Daily Oklahoman (Oklahoma City) - 1/7/2015

Jan. 07--The gains that Oklahoma must make in providing mental health services include doing a better job of ensuring that those who shouldn't have weapons don't get them. Currently the state lags well behind most other states.

The Oklahoman's Jennifer Palmer reported this week that the state had provided only 25 mental health records to the FBI to use in its National Instant Criminal Background Check System (NICS). As of Nov. 30, there were 3.7 million such records in the system. Oklahoma is one of nine states that have submitted fewer than 100 records.

Oklahoma law makes many of the records off limits. A new law that was approved during the 2014 session of the Legislature and goes into effect July 1 directs court clerks to submit the records to the FBI and to the Oklahoma State Bureau of Investigation. So, in theory, the number of Oklahoma records entered into the national database should increase substantially.
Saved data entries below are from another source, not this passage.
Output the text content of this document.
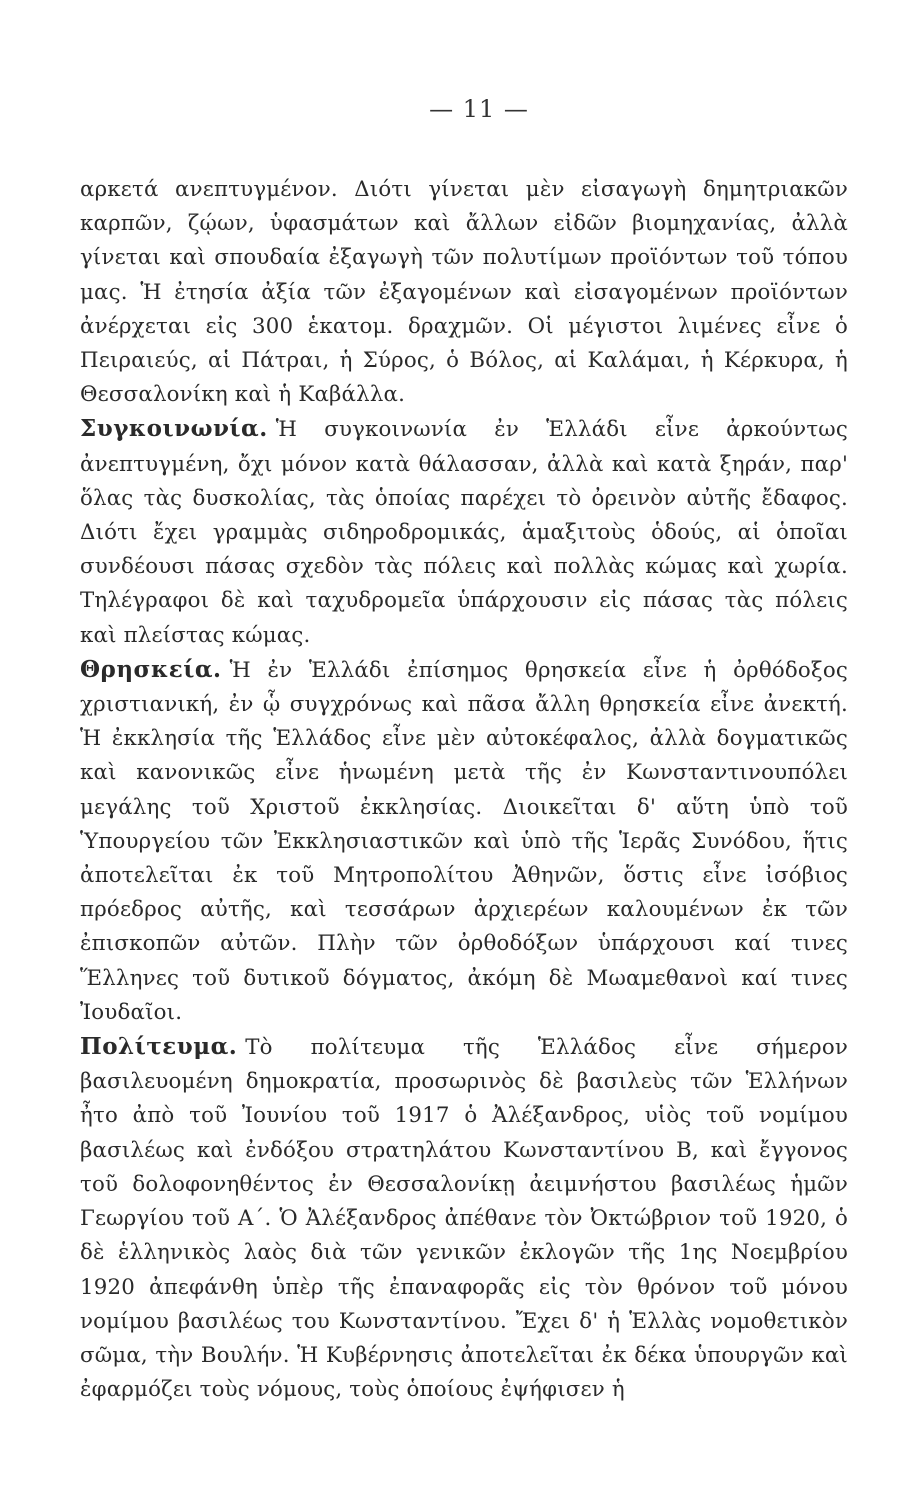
— 11 —

αρκετά ανεπτυγμένον. Διότι γίνεται μὲν εἰσαγωγὴ δημητριακῶν καρπῶν, ζῴων, ὑφασμάτων καὶ ἄλλων εἰδῶν βιομηχανίας, ἀλλὰ γίνεται καὶ σπουδαία ἐξαγωγὴ τῶν πολυτίμων προϊόντων τοῦ τόπου μας. Ἡ ἐτησία ἀξία τῶν ἐξαγομένων καὶ εἰσαγομένων προϊόντων ἀνέρχεται εἰς 300 ἑκατομ. δραχμῶν. Οἱ μέγιστοι λιμένες εἶνε ὁ Πειραιεύς, αἱ Πάτραι, ἡ Σύρος, ὁ Βόλος, αἱ Καλάμαι, ἡ Κέρκυρα, ἡ Θεσσαλονίκη καὶ ἡ Καβάλλα.

Συγκοινωνία. Ἡ συγκοινωνία ἐν Ἑλλάδι εἶνε ἀρκούντως ἀνεπτυγμένη, ὄχι μόνον κατὰ θάλασσαν, ἀλλὰ καὶ κατὰ ξηράν, παρ' ὅλας τὰς δυσκολίας, τὰς ὁποίας παρέχει τὸ ὀρεινὸν αὐτῆς ἔδαφος. Διότι ἔχει γραμμὰς σιδηροδρομικάς, ἁμαξιτοὺς ὁδούς, αἱ ὁποῖαι συνδέουσι πάσας σχεδὸν τὰς πόλεις καὶ πολλὰς κώμας καὶ χωρία. Τηλέγραφοι δὲ καὶ ταχυδρομεῖα ὑπάρχουσιν εἰς πάσας τὰς πόλεις καὶ πλείστας κώμας.

Θρησκεία. Ἡ ἐν Ἑλλάδι ἐπίσημος θρησκεία εἶνε ἡ ὀρθόδοξος χριστιανική, ἐν ᾧ συγχρόνως καὶ πᾶσα ἄλλη θρησκεία εἶνε ἀνεκτή. Ἡ ἐκκλησία τῆς Ἑλλάδος εἶνε μὲν αὐτοκέφαλος, ἀλλὰ δογματικῶς καὶ κανονικῶς εἶνε ἡνωμένη μετὰ τῆς ἐν Κωνσταντινουπόλει μεγάλης τοῦ Χριστοῦ ἐκκλησίας. Διοικεῖται δ' αὕτη ὑπὸ τοῦ Ὑπουργείου τῶν Ἐκκλησιαστικῶν καὶ ὑπὸ τῆς Ἱερᾶς Συνόδου, ἥτις ἀποτελεῖται ἐκ τοῦ Μητροπολίτου Ἀθηνῶν, ὅστις εἶνε ἰσόβιος πρόεδρος αὐτῆς, καὶ τεσσάρων ἀρχιερέων καλουμένων ἐκ τῶν ἐπισκοπῶν αὐτῶν. Πλὴν τῶν ὀρθοδόξων ὑπάρχουσι καί τινες Ἕλληνες τοῦ δυτικοῦ δόγματος, ἀκόμη δὲ Μωαμεθανοὶ καί τινες Ἰουδαῖοι.

Πολίτευμα. Τὸ πολίτευμα τῆς Ἑλλάδος εἶνε σήμερον βασιλευομένη δημοκρατία, προσωρινὸς δὲ βασιλεὺς τῶν Ἑλλήνων ἦτο ἀπὸ τοῦ Ἰουνίου τοῦ 1917 ὁ Ἀλέξανδρος, υἱὸς τοῦ νομίμου βασιλέως καὶ ἐνδόξου στρατηλάτου Κωνσταντίνου Β, καὶ ἔγγονος τοῦ δολοφονηθέντος ἐν Θεσσαλονίκῃ ἀειμνήστου βασιλέως ἡμῶν Γεωργίου τοῦ Α΄. Ὁ Ἀλέξανδρος ἀπέθανε τὸν Ὀκτώβριον τοῦ 1920, ὁ δὲ ἑλληνικὸς λαὸς διὰ τῶν γενικῶν ἐκλογῶν τῆς 1ης Νοεμβρίου 1920 ἀπεφάνθη ὑπὲρ τῆς ἐπαναφορᾶς εἰς τὸν θρόνον τοῦ μόνου νομίμου βασιλέως του Κωνσταντίνου. Ἔχει δ' ἡ Ἑλλὰς νομοθετικὸν σῶμα, τὴν Βουλήν. Ἡ Κυβέρνησις ἀποτελεῖται ἐκ δέκα ὑπουργῶν καὶ ἐφαρμόζει τοὺς νόμους, τοὺς ὁποίους ἐψήφισεν ἡ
That must happen. Under federal law, firearms can't be sold to anyone found mentally incompetent by the courts. But Oklahoma, deferring to provisions of the federal Health Insurance Portability and Accountability Act (HIPAA) and state privacy laws, doesn't provide the FBI with those names.

The OSBI has voluntarily provided NICS with mental health records in a handful of instances when a person has been denied a handgun permit by the agency. Kudos. After all, as one agency official said, if the OSBI is denying a handgun license, that person "probably also should not be able to purchase a firearm."

How many mentally incompetent Oklahomans own weapons? No one knows. But mental illness is a significant problem. According to the state's mental health agency, between 876,000 and 985,000 Oklahomans have a reported mental illness or substance abuse issue.

This state's rate of mental illness is third-highest nationally. Viewed in that context, July 1 can't get here soon enough.